Jul 1, 2014 | Marmot, Summer 2014

Looking Back on Winter 2013-14

Last winter created some interesting challenges this year, so Mount Washington Alpine Resort got creative with the way groomers moved snow around, and innovative in dealing with season passes.

“If you look back at the winter, the fact that we lost Christmas and only had one tubing lane open, it was hard to deal with. We got the snow in January then we got 17-degree Celsius weather. Groomers did what they could with the snow they had,” said Don Sharpe, Resort Director of Business Development and Marketing.

By the time the season ended in late April, the Resort saw 82 snow days, where a normal year is 125-130.

“We’ve been up to 145-150 if we open in November,” Sharpe said.

The Resort promised season pass holders 100 days of snow this year. If they were open under 100 days pass holders would get a certain amount of credit towards season passes for next year. That amounted to 18 days credit, Sharpe explained.

For the first time, the Resort closed temporarily part way through the season.

Sharpe worked with Whistler Resort to offer Mount Washington Alpine Resort Season Pass holders free skiing if they used their passes at Whistler in January, until Mount Washington reopened.

“It worked out really well,” Sharpe said. “We talked to Whistler and they were willing to work with us. It’s about people who are dedicated and diehard skiers just wanting to get out on the snow. For us, our season pass holders are our most loyal customers.”

The Resort has agreed to the snow assurance again next year for Season Pass holders. “For us, the tough part is we’re guaranteeing there will be snow for them to ski on but we don’t get to control that.”

While the Resort has snow fences that collect snow in large drifts, they only work well when it snows. Same with the “snow farms” the Resort has: areas that are unsuitable for skiing where snow is allowed to collect, so groomers can push it onto runs, like Linton’s Loop and Rainbow. “Again, it’s a small thing but every little thing helps,” Sharpe said.
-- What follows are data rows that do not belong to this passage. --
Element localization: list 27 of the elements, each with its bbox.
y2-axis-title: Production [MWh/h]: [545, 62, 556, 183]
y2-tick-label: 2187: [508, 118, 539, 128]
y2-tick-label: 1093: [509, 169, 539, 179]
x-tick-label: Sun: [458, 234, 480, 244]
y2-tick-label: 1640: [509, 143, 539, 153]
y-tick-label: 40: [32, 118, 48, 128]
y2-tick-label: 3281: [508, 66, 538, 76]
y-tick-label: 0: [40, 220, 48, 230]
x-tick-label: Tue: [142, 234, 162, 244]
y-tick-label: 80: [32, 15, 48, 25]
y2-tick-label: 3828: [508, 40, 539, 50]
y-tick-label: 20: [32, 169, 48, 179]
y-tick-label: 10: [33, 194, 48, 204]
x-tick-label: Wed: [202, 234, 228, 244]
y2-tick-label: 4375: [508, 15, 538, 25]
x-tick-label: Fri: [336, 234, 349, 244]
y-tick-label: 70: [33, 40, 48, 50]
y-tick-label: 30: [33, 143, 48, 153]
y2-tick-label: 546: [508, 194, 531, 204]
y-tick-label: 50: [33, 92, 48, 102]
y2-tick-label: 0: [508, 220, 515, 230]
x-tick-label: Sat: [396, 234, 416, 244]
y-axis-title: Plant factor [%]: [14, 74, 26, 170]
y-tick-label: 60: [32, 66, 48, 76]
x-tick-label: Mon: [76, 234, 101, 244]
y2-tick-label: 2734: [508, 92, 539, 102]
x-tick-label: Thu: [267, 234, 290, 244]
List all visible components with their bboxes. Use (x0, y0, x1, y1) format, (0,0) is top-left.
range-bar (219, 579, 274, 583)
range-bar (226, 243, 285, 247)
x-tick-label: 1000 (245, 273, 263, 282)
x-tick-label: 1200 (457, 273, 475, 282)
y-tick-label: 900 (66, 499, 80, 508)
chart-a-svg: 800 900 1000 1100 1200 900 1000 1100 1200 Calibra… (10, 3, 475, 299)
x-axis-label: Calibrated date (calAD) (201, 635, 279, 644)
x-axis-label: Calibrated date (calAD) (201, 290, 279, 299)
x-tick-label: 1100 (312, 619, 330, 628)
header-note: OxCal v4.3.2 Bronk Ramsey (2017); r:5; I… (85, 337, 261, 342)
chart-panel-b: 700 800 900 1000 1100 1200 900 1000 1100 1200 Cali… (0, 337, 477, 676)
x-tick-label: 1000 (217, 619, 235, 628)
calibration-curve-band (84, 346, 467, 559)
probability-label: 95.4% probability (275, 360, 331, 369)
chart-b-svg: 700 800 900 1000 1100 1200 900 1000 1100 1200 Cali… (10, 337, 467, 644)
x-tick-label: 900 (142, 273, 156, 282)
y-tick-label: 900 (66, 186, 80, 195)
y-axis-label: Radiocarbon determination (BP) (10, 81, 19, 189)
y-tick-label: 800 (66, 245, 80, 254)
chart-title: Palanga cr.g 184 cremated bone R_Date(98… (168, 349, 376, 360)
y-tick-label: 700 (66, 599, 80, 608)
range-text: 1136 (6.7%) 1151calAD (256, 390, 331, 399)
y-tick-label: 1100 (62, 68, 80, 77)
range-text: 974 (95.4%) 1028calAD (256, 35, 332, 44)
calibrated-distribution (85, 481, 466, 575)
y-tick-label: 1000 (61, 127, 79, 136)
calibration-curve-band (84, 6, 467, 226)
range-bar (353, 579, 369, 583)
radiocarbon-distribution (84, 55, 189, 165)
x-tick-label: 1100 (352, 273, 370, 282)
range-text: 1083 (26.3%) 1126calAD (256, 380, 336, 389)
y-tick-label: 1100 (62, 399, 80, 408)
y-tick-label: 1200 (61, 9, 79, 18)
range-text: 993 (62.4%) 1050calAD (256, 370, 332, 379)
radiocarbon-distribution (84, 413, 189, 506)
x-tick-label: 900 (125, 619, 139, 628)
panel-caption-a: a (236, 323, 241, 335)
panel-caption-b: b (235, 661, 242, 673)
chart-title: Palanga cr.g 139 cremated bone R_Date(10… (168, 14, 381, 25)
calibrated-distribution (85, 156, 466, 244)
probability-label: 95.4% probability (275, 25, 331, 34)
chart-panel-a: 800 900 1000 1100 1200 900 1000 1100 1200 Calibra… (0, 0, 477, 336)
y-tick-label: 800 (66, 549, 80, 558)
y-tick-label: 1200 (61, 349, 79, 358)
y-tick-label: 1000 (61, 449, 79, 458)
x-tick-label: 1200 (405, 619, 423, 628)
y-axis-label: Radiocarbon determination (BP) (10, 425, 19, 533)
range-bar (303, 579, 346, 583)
Although the concept has been studied for many years, there are no snowmaking machines on Mount Washington. “We always explore the options of snow making,” Sharpe said.

“We’ve been looking at it for a long time. Water is a big issue and the amount of water it takes. So is the mix of temperature and humidity and whether the numbers are suitable at Mount Washington. The fact you can make snow at different temperatures is based on humidity,” he explained.

The Resort has looked at niche snowmaking so groomers could spread it around in order to have some areas open earlier than others. But again, water, and the lack of it in sufficient quantities, is a stumbling block.

“That’s not to say we haven’t looked at all the options,” he said. “We continue to look at ways that might work for us.”

Until then, staff and skiers alike will start their annual snow dance even as summer wanes.